In the early stages of a star's life, its central temperature and density are not yet high enough to initiate significant nuclear burning; its energy comes from the release of gravitational energy, and it circulates via gas motions. As the internal temperatures rise and the hot gas becomes more transparent, this internal energy begins to redistribute itself through radiation as well through gas motions. Then, as these and related processes compete for primacy, the star starts to vibrate slightly, an effect which can be observed as periodic variations in the star's surface through the luminosity and temperature. In some young stars it is possible to use "asteroseismology" – the measurement of these acoustic patterns - to explore the star’s structure and evolution.

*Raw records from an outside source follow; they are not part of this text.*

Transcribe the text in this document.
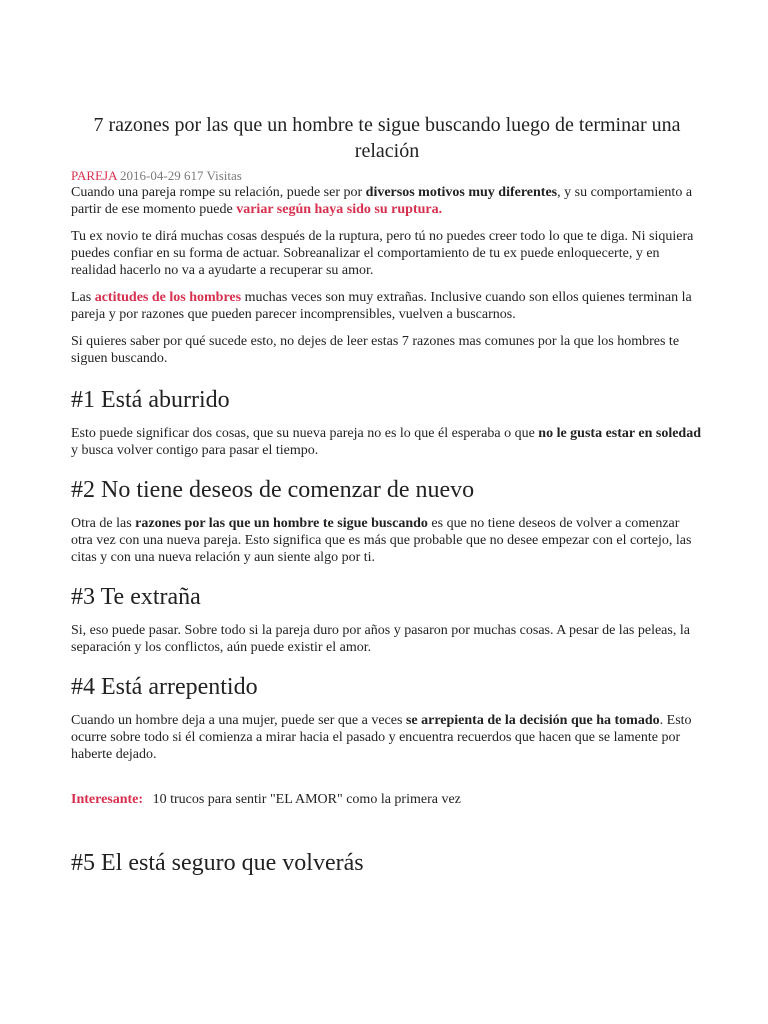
7 razones por las que un hombre te sigue buscando luego de terminar una relación
PAREJA 2016-04-29 617 Visitas

Cuando una pareja rompe su relación, puede ser por diversos motivos muy diferentes, y su comportamiento a partir de ese momento puede variar según haya sido su ruptura.

Tu ex novio te dirá muchas cosas después de la ruptura, pero tú no puedes creer todo lo que te diga. Ni siquiera puedes confiar en su forma de actuar. Sobreanalizar el comportamiento de tu ex puede enloquecerte, y en realidad hacerlo no va a ayudarte a recuperar su amor.

Las actitudes de los hombres muchas veces son muy extrañas. Inclusive cuando son ellos quienes terminan la pareja y por razones que pueden parecer incomprensibles, vuelven a buscarnos.

Si quieres saber por qué sucede esto, no dejes de leer estas 7 razones mas comunes por la que los hombres te siguen buscando.

#1 Está aburrido

Esto puede significar dos cosas, que su nueva pareja no es lo que él esperaba o que no le gusta estar en soledad y busca volver contigo para pasar el tiempo.

#2 No tiene deseos de comenzar de nuevo

Otra de las razones por las que un hombre te sigue buscando es que no tiene deseos de volver a comenzar otra vez con una nueva pareja. Esto significa que es más que probable que no desee empezar con el cortejo, las citas y con una nueva relación y aun siente algo por ti.

#3 Te extraña

Si, eso puede pasar. Sobre todo si la pareja duro por años y pasaron por muchas cosas. A pesar de las peleas, la separación y los conflictos, aún puede existir el amor.

#4 Está arrepentido

Cuando un hombre deja a una mujer, puede ser que a veces se arrepienta de la decisión que ha tomado. Esto ocurre sobre todo si él comienza a mirar hacia el pasado y encuentra recuerdos que hacen que se lamente por haberte dejado.

Interesante: 10 trucos para sentir "EL AMOR" como la primera vez
#5 El está seguro que volverás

CfA astronomer Dimitar Sasslov has joined with a team of other investigators to study the surface vibrations in thirty-four young stars. Their ages are constrained by their emission spectra or by their being members of stellar clusters whose ages are known to be less than about ten million years, either signaling likely periodic vibrations in the young stars. The team finds a clear relation between seismic observables and evolutionary status, and in particular they are able to infer the internal stellar processes underway and the star’s corresponding evolutionary development. By analogy to a sonogram, this technique of asteroseismology is able to probe the unborn, and offers a new probe of the earliest stages of a star's life.
"Echography of Young Stars Reveals Their Evolution," K. Zwintz, L. Fossati, T. Ryabchikova, D. Guenther, C. Aerts, T. G. Barnes, N., Themes, D. Lorenz, C. Cameron, R. Kuschnig, S. Pollack-Drs, E. Moravveji, A. Baglin, J., M. Matthews, A. F. J. Moffat1, E. Poretti, M. Rainer, S. M. Rucinski, D. Sasselov, W. W. Weiss, Science, 345, 550, 2014.